State v. Benavides

Kinmonth, J.

The defendant has appealed from a conviction of speeding (General Statutes § 14-219), stating that he desires to have reviewed the court’s conclusion upon the facts. Cir. Ct. Rule 7.21.1. Pursuant to Rule 7.22.1, the court made a finding. The defendant has assigned error in' the denial of his motion to correct the finding, in the court’s conclusion that upon all the evidence the defendant was guilty beyond a reasonable doubt, and in the denial of his motion to dismiss. The claim that the court erred in denying the defendant’s motion to dismiss will not be considered, since the denial of such a motion is not properly assignable as error. State v. Smith, 149 Conn. 487, 488; State v. Murphy, 124 Conn. 554, 567.

The principal facts set forth in the finding are the following: On July 9, 1961, at about 6:30 p.m., the defendant was operating a 1961 Corvair auto*420mobile in a northerly direction on route 10, a public highway, in the town of Simsbury. Traffic was light and the road dry. The posted speed limit was forty miles an hour. The defendant was clocked for a distance of half a mile at speeds of sixty to sixty-five miles per hour. The road was approximately twenty feet wide with several curves, but no crossings or intersections, in the clocking distance. The speedometer in the state trooper’s cruiser was calibrated sometime in March, 1961.

The court denied the defendant’s motion to delete the finding as to the posted speed limit and the calibration of the speedometer in the trooper’s cruiser. The trooper testified as to the posted speed limit and that his speedometer had been calibrated. There was no evidence offered to contradict either of the statements. Since this finding has reasonable support in the evidence, the corrections sought cannot be made. Maltbie, Conn. App. Proc. § 156.

The subordinate facts found sustain the conclusion that the defendant was guilty of the crime charged.

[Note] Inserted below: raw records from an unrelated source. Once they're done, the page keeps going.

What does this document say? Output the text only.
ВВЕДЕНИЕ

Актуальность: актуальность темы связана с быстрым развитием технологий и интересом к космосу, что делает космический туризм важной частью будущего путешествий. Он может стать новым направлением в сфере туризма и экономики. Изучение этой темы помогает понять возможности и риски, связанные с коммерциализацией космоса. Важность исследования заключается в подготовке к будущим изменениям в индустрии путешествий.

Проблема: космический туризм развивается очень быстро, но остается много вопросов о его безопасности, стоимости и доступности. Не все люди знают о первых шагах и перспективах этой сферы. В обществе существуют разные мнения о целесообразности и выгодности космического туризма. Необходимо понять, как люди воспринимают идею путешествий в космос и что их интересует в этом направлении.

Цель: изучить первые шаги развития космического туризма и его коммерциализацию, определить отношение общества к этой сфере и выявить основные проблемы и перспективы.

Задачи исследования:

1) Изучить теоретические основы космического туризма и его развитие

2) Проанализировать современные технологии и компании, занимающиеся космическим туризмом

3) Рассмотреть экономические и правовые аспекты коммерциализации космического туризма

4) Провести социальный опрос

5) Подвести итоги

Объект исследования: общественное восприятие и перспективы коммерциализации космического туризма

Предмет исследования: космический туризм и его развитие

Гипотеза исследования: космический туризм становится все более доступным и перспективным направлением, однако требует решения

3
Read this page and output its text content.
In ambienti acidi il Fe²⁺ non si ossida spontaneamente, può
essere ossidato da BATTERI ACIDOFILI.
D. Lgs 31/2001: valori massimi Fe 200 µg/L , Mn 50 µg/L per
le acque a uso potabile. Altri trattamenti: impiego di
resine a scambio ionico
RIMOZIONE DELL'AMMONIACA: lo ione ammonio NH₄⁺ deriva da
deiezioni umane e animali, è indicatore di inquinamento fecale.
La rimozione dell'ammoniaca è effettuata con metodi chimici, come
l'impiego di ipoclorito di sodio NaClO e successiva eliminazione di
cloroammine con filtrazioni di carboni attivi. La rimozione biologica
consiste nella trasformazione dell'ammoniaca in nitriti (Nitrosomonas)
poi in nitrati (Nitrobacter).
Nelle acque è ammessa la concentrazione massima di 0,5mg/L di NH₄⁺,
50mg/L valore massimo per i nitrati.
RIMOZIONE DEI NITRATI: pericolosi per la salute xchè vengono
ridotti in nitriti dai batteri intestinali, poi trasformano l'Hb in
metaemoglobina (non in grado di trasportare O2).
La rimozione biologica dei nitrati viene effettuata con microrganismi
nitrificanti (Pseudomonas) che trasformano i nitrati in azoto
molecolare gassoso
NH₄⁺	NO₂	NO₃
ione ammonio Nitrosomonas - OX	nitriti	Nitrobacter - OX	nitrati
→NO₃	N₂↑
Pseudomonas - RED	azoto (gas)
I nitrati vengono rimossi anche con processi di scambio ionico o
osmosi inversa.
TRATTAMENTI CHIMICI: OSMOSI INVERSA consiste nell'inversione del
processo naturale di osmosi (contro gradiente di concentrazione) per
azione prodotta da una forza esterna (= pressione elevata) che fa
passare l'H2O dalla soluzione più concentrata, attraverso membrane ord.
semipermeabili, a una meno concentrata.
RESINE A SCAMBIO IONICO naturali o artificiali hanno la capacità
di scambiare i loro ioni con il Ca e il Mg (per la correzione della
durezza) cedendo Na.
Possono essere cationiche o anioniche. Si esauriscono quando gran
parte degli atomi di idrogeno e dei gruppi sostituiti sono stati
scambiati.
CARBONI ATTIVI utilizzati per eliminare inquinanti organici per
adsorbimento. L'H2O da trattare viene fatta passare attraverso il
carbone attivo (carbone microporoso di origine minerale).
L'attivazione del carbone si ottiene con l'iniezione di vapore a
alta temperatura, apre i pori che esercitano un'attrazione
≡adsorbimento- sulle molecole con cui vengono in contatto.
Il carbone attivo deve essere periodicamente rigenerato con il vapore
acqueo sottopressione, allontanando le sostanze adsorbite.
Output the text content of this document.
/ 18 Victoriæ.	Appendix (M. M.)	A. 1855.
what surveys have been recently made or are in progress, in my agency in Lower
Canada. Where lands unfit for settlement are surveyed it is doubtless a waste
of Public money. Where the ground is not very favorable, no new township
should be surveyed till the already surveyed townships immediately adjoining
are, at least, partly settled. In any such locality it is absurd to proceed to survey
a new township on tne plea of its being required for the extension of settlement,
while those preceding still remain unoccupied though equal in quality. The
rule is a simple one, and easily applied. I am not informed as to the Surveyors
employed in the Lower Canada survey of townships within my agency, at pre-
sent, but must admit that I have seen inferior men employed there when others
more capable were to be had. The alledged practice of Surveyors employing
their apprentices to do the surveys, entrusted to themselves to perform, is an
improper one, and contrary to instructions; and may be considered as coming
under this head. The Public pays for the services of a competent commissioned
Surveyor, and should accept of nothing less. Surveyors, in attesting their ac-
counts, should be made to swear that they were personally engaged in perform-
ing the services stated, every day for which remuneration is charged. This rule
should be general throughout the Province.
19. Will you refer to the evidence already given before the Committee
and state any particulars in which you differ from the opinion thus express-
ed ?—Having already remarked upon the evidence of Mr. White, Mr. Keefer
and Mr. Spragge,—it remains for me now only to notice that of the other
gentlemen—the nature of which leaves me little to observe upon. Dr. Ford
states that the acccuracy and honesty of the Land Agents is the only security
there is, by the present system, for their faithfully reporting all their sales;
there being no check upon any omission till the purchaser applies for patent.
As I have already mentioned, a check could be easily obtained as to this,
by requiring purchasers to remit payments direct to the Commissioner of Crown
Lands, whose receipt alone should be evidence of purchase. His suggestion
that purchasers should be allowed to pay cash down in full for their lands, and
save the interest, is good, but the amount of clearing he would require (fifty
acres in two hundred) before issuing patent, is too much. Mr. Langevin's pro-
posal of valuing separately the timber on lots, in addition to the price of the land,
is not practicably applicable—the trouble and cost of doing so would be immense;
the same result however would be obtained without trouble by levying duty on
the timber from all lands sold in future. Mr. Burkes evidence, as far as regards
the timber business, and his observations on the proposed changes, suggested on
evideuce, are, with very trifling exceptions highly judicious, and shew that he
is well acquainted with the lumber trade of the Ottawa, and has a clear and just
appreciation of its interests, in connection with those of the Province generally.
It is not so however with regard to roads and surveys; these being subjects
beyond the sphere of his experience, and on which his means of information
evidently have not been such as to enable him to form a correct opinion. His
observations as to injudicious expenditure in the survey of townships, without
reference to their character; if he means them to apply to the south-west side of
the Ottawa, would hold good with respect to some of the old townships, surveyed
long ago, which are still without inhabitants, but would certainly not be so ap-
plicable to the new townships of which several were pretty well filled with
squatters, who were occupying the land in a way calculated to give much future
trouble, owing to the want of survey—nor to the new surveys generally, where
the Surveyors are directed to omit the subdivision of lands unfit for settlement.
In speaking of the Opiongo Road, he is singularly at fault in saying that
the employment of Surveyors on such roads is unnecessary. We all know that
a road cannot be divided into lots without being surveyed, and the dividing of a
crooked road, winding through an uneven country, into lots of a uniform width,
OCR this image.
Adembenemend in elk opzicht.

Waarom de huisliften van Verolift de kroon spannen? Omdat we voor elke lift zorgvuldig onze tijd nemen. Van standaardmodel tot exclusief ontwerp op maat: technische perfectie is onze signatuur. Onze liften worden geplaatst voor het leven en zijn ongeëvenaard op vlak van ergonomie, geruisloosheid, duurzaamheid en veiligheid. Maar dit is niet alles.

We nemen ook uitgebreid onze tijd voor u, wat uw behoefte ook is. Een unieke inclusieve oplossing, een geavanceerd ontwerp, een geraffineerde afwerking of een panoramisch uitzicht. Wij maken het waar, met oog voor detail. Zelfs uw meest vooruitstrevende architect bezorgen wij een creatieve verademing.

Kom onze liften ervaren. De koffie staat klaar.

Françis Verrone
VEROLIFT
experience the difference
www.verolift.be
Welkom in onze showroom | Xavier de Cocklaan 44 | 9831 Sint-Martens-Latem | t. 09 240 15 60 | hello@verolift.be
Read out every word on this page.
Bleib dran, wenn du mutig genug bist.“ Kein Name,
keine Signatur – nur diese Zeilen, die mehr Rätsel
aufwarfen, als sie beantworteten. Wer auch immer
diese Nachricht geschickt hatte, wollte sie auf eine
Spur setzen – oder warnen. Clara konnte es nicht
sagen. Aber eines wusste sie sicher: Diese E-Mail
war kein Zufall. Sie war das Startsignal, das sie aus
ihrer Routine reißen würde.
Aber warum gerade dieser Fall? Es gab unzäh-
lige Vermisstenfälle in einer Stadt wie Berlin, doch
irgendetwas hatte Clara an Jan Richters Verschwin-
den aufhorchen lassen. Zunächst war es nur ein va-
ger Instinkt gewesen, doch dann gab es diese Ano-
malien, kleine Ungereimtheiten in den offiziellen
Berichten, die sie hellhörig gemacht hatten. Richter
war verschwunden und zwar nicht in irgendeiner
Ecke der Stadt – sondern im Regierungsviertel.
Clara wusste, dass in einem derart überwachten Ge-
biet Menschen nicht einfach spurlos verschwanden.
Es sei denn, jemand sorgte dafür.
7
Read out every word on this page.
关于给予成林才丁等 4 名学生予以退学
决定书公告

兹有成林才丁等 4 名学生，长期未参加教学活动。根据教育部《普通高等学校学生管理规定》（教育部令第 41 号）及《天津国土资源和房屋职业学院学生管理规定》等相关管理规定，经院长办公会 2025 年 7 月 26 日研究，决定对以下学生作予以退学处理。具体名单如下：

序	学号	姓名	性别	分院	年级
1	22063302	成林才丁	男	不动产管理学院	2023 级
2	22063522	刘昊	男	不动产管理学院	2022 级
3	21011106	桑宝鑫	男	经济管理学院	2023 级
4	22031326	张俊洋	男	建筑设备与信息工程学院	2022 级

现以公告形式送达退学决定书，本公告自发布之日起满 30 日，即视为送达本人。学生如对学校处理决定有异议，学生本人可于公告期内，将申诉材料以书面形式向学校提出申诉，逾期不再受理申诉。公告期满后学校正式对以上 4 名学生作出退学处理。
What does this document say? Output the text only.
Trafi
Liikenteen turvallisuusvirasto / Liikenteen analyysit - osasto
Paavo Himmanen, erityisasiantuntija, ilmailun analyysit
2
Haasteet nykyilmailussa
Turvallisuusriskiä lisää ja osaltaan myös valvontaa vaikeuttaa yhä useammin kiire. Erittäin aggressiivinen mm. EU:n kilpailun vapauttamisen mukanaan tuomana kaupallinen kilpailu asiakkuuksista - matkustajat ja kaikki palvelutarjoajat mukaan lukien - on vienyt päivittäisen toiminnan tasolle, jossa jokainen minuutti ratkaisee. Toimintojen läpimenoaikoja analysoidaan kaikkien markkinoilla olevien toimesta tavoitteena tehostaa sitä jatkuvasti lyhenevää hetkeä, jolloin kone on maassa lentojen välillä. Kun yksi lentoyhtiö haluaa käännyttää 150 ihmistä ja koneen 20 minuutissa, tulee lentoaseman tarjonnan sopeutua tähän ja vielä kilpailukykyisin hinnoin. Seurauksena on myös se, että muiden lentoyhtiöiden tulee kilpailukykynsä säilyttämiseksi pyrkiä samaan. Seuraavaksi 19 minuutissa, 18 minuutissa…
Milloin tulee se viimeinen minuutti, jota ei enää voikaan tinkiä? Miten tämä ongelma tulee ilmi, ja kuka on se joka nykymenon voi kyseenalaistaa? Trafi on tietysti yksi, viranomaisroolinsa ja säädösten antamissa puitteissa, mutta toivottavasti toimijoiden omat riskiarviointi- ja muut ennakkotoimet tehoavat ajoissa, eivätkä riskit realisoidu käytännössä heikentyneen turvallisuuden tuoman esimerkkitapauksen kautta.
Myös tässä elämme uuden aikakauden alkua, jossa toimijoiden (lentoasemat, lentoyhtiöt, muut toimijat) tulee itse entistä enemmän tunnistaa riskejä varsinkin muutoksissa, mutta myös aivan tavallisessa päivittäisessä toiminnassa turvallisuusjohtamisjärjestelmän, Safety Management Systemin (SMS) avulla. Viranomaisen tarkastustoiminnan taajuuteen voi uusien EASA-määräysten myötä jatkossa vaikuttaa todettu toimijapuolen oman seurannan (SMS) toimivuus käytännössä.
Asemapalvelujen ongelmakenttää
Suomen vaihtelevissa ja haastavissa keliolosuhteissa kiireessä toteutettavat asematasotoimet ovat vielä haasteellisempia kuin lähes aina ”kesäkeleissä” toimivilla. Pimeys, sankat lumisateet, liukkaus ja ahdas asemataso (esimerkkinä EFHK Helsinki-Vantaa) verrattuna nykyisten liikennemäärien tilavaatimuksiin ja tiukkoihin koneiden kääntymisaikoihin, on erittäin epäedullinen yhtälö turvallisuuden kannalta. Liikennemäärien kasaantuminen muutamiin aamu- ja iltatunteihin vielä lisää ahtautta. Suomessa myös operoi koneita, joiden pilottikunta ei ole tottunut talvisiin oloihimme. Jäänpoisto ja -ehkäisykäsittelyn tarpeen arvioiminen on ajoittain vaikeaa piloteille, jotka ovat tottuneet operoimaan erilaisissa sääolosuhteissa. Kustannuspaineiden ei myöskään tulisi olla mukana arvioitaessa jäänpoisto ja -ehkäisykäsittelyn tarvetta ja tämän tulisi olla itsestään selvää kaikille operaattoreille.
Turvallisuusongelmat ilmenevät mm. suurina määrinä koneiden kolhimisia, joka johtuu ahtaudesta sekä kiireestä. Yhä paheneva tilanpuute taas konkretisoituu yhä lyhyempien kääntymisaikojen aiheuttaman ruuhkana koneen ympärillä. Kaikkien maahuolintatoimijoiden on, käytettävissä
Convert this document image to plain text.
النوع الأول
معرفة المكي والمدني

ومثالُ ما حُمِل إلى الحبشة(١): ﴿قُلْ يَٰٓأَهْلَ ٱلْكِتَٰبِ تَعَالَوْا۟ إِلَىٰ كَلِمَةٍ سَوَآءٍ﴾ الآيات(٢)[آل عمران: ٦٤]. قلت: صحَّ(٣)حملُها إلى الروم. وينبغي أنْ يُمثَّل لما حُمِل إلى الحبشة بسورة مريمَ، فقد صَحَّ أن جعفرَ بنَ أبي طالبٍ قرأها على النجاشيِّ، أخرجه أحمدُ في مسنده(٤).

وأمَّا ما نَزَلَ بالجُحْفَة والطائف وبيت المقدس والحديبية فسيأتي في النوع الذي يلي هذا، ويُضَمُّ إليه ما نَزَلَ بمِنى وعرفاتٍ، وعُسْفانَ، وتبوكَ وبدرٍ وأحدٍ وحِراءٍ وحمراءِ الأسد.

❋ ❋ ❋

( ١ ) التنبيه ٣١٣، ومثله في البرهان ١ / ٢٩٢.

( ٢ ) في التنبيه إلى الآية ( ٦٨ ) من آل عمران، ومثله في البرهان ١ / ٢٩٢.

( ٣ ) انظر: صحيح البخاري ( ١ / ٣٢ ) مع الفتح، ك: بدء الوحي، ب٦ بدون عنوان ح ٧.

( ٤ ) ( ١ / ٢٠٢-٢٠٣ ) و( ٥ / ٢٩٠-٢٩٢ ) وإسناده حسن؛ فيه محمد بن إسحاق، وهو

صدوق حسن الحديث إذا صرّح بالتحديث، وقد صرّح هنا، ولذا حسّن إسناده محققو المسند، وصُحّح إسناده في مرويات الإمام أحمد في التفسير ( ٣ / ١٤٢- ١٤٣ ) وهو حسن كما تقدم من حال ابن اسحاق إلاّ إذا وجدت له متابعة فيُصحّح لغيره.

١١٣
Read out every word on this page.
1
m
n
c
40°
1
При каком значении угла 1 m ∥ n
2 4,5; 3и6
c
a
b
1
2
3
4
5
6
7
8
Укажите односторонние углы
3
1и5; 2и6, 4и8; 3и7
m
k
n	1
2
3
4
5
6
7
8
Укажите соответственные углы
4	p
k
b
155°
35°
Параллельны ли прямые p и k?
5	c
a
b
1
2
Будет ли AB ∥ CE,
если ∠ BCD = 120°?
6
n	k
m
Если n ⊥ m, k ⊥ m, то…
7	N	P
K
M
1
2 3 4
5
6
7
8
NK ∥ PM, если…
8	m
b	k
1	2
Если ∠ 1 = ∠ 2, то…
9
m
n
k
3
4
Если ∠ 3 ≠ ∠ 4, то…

The defendant further assigns error in the conclusion of the court that upon all the evidence he was guilty beyond a reasonable doubt. Cir. Ct. Rule 7.29.1 (6). This assignment requires the testing of the ultimate conclusion by the entire testimony rather than by the subordinate facts found. In making such an examination, we do not evaluate the evidence but simply determine, as a question of law and not as an issue of fact, whether there is evidence to support the ultimate conclusion of guilt. State v. Plant, 22 Conn. Sup. 436, 442. The evidence supports the ultimate conclusion of the defendant’s guilt beyond a reasonable doubt.

There is no error.

In this opinion Pruyn and Deaeistgtoit, Js., concurred.